I have a square matrix $A\in\mathbb{R}^{n\times n}$, it has a LU decomposition. $L$ and $U$ are triangular and $L$ has ones on the main diagonal.
I'm counting the number of operations for $(U^TL^TLU)\mathbf{x} = \mathbf{b}$, which is $A^TA\mathbf{x} = \mathbf{b}$.

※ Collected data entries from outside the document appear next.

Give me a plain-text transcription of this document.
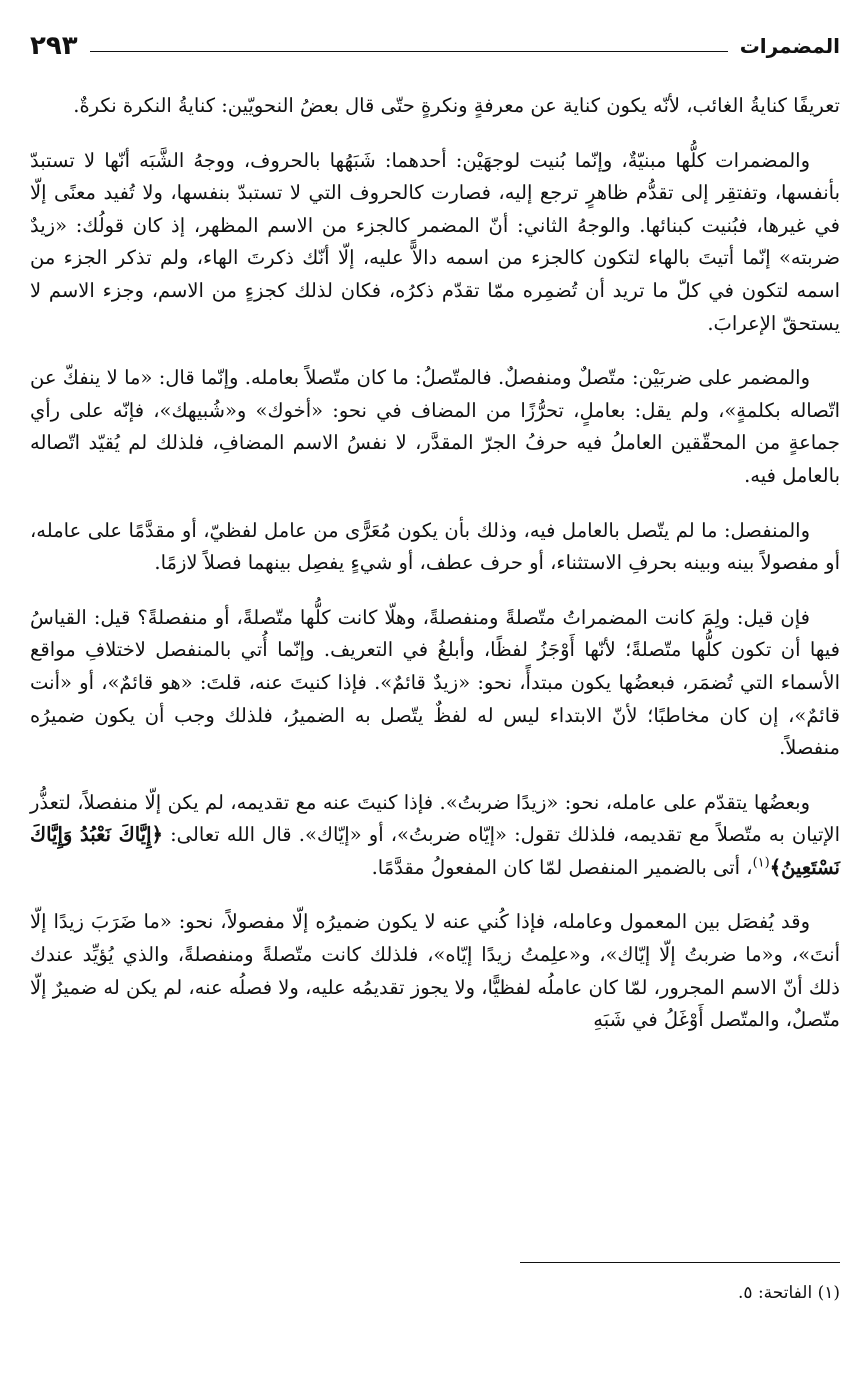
المضمرات
٢٩٣

تعريفًا كنايةُ الغائب، لأنّه يكون كناية عن معرفةٍ ونكرةٍ حتّى قال بعضُ النحويّين: كنايةُ النكرة نكرةٌ.

والمضمرات كلُّها مبنيّةٌ، وإنّما بُنيت لوجهَيْن: أحدهما: شَبَهُها بالحروف، ووجهُ الشَّبَه أنّها لا تستبدّ بأنفسها، وتفتقِر إلى تقدُّم ظاهرٍ ترجع إليه، فصارت كالحروف التي لا تستبدّ بنفسها، ولا تُفيد معنًى إلّا في غيرها، فبُنيت كبنائها. والوجهُ الثاني: أنّ المضمر كالجزء من الاسم المظهر، إذ كان قولُك: «زيدٌ ضربته» إنّما أتيتَ بالهاء لتكون كالجزء من اسمه دالاًّ عليه، إلّا أنّك ذكرتَ الهاء، ولم تذكر الجزء من اسمه لتكون في كلّ ما تريد أن تُضمِره ممّا تقدّم ذكرُه، فكان لذلك كجزءٍ من الاسم، وجزء الاسم لا يستحقّ الإعرابَ.

والمضمر على ضربَيْن: متّصلٌ ومنفصلٌ. فالمتّصلُ: ما كان متّصلاً بعامله. وإنّما قال: «ما لا ينفكّ عن اتّصاله بكلمةٍ»، ولم يقل: بعاملٍ، تحرُّزًا من المضاف في نحو: «أخوك» و«شُبيهك»، فإنّه على رأي جماعةٍ من المحقّقين العاملُ فيه حرفُ الجرّ المقدَّر، لا نفسُ الاسم المضافِ، فلذلك لم يُقيّد اتّصاله بالعامل فيه.

والمنفصل: ما لم يتّصل بالعامل فيه، وذلك بأن يكون مُعَرًّى من عامل لفظيّ، أو مقدَّمًا على عامله، أو مفصولاً بينه وبينه بحرفِ الاستثناء، أو حرف عطف، أو شيءٍ يفصِل بينهما فصلاً لازمًا.

فإن قيل: ولِمَ كانت المضمراتُ متّصلةً ومنفصلةً، وهلّا كانت كلُّها متّصلةً، أو منفصلةً؟ قيل: القياسُ فيها أن تكون كلُّها متّصلةً؛ لأنّها أَوْجَزُ لفظًا، وأبلغُ في التعريف. وإنّما أُتي بالمنفصل لاختلافِ مواقع الأسماء التي تُضمَر، فبعضُها يكون مبتدأً، نحو: «زيدٌ قائمٌ». فإذا كنيتَ عنه، قلتَ: «هو قائمٌ»، أو «أنت قائمٌ»، إن كان مخاطبًا؛ لأنّ الابتداء ليس له لفظٌ يتّصل به الضميرُ، فلذلك وجب أن يكون ضميرُه منفصلاً.

وبعضُها يتقدّم على عامله، نحو: «زيدًا ضربتُ». فإذا كنيتَ عنه مع تقديمه، لم يكن إلّا منفصلاً، لتعذُّر الإتيان به متّصلاً مع تقديمه، فلذلك تقول: «إيّاه ضربتُ»، أو «إيّاك». قال الله تعالى: ﴿إِيَّاكَ نَعْبُدُ وَإِيَّاكَ نَسْتَعِينُ﴾$^{(١)}$، أتى بالضمير المنفصل لمّا كان المفعولُ مقدَّمًا.

وقد يُفصَل بين المعمول وعامله، فإذا كُني عنه لا يكون ضميرُه إلّا مفصولاً، نحو: «ما ضَرَبَ زيدًا إلّا أنتَ»، و«ما ضربتُ إلّا إيّاك»، و«علِمتُ زيدًا إيّاه»، فلذلك كانت متّصلةً ومنفصلةً، والذي يُؤيِّد عندك ذلك أنّ الاسم المجرور، لمّا كان عاملُه لفظيًّا، ولا يجوز تقديمُه عليه، ولا فصلُه عنه، لم يكن له ضميرٌ إلّا متّصلٌ، والمتّصل أَوْغَلُ في شَبَهِ

(١) الفاتحة: ٥.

What is the correct number of operations for this system? There are two back and two forward substitutions in the process as one can solve this as
$$U^T \mathbf{x_1}=\mathbf{b}\quad (1)$$ $$L^T \mathbf{x_2}=\mathbf{x_1}\quad (2)$$ $$L \mathbf{x_3}=\mathbf{x_2}\quad (3)$$ $$U \mathbf{x_4}=\mathbf{x_3}\quad (4)$$
where $\mathbf{x_4} = \mathbf{x}$.
My solutions are $n^2-n$ for solving equations 2 and 3 (because of ones on the diagonal) and $n^2$ for 1 and 4, that equals $2(n^2-n)+2n^2$ operations.
But the official solution to this problem is $2n^2$. what am I doing wrong?
I count operations like this, for example $$(k_1\cdot\alpha + k_2\cdot\beta) + \gamma = \delta$$ does two multiplications and two summations, therefore four operations to calculate $\delta$.